In the past, I have been called an “Arch Conservative who would be more comfortable in the 1800s.” So needless to say it didn’t take me long to get my sea legs when we went for an Arch riverboat cruise down the Mississippi. Now, I know what you are saying, that’s so touristy! There’s nothing historic about those boats down by the arch, why would you waste your money on one of those? Well I have two answers for you:
1. We didn’t, we wasted my parent’s money because they got us a couple of tickets for a Sunday Brunch Cruise hoping we would give them a shout out on the blog. Thanks Dad! Thanks Mom! It was great and not at all a waste!

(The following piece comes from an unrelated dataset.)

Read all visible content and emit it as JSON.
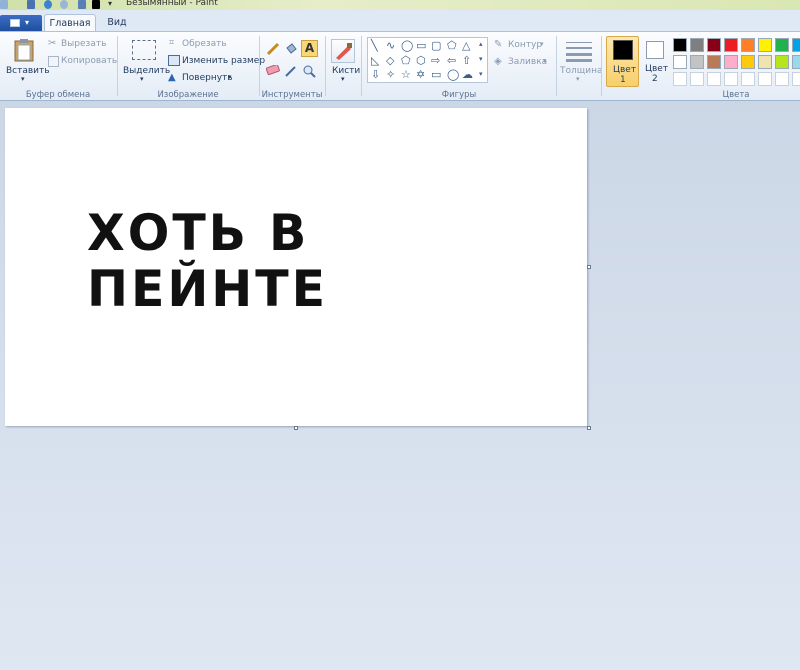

2. So what? Just because you can’t prove that Abraham Lincoln did something to, with, in, on, or near something doesn’t mean you can’t use it to dig up some history. (Which by the way, Ole Abe was known for traveling on Riverboats.)
Using that as a Ham handed Segue
I’m going to talk about how cool riverboats are. (You of course would already know this if you had watched Drive By History Ep. 4 – Riverboats on the Mississippi)

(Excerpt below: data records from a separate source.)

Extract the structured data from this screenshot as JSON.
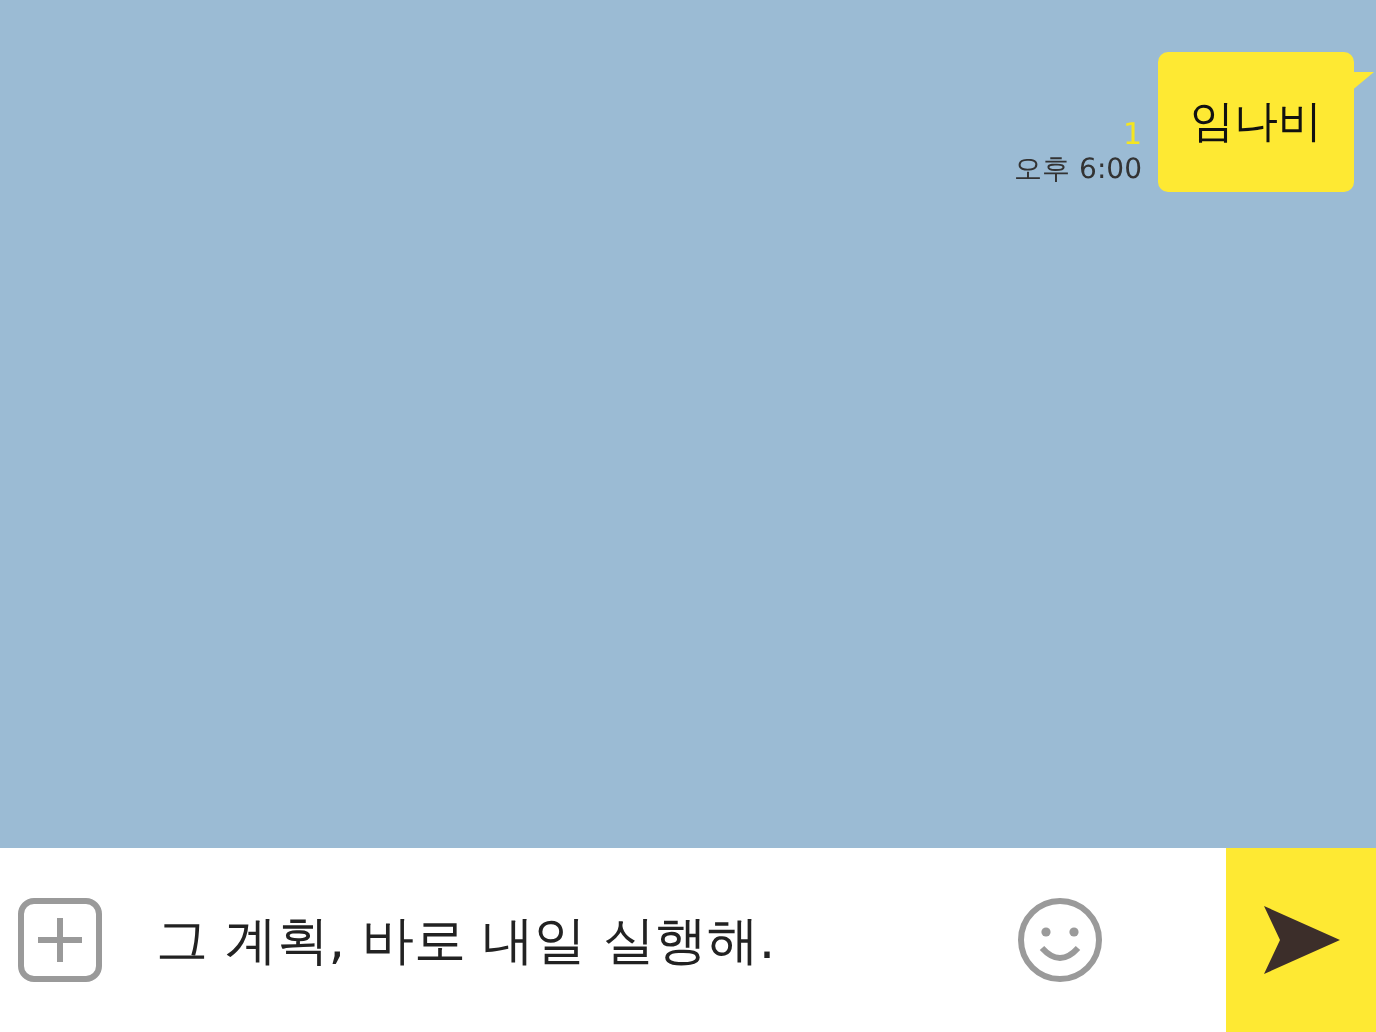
{
  "messages": [
    {
      "text": "임나비",
      "unread": "1",
      "time": "오후 6:00",
      "outgoing": true
    }
  ],
  "composer": {
    "value": "그 계획, 바로 내일 실행해."
  }
}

Riverboats during the 19th century were powered by steam and usually built with wood. And as you can imagine, these boats would often catch fire. There is a good story right there, people would race these riverboats and people on the shore would place bets on which boat was the fastest. Engineers would get these boilers pumping red hot and eventually the whole thing would explode! After a few of these explosions, they figured they were safer if they didn’t race them and in the end decided to just run casino’s on them because none of the states had jurisdiction on the interstate waterways and they could get away with it. But then some slick card shark would come in and try to slip a few extra aces into the game and… let’s just say, the Mississippi Catfish had some good meals. In fact, so much happened on board them that Mark Twain wrote an entire book about his experiences piloting one. His book chronicles everything from the first settlers to the civil war in that great Mark Twain style.

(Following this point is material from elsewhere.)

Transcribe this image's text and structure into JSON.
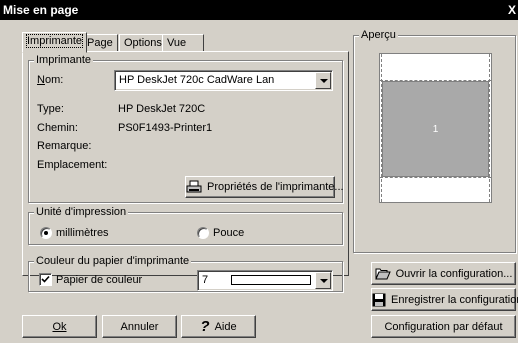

Well, thankfully there were no flaming explosions, card game induced shoot-outs, or man eating catfish on our cruise and we got to enjoy a taste of the high life on board the Becky Thatcher. The band was already warmed up when we got on board. Dan and Dave played all the old standards and got Clarence’s feet moving. (He recently learned about tap dancing and can’t get enough of that rhythm.) But all that dancing got our appetites worked up and we eagerly awaited permission to dig into the all you can eat buffet. They served french toast and eggs, cheese blintzes, roast beef, mashed potatoes, pastas, salads, fruit salads, and several different kinds of desserts. I definitely went back for
fifths seconds. Unfortunately we didn’t have long to eat because Clarence had heard about the upper decks and wanted to see for him self. So we climbed the stairs up to the Hurricane Deck (watch the video and you’ll know what I’m talking about.) We couldn’t have picked a better day to go, the sun was shining, there was a slight breeze, it wasn’t too hot or too cold and you’ll rarely get a better view of the St. Louis Skyline. The whole day was a fantastic experience and one I won’t soon forget. And thankfully no one else will because apparently our boys were the cutest ones on the boat and their photographers hoped to cash in on that for their next line of brochures. So do us a favor, if you see our boys on a brochure for a Riverboat Cruise, take a sharpie and right #drivingonsunday.
Now I know, we don’t typically travel by boat anymore, but I want to hear from you, what are some of your favorite memories on board a boat? Did you ever go on a Cruise in the Caribbean? Or take a ferry late at night to catch a concert in the town across the bay? Tell us about it! I’m sure we can dig up some stories.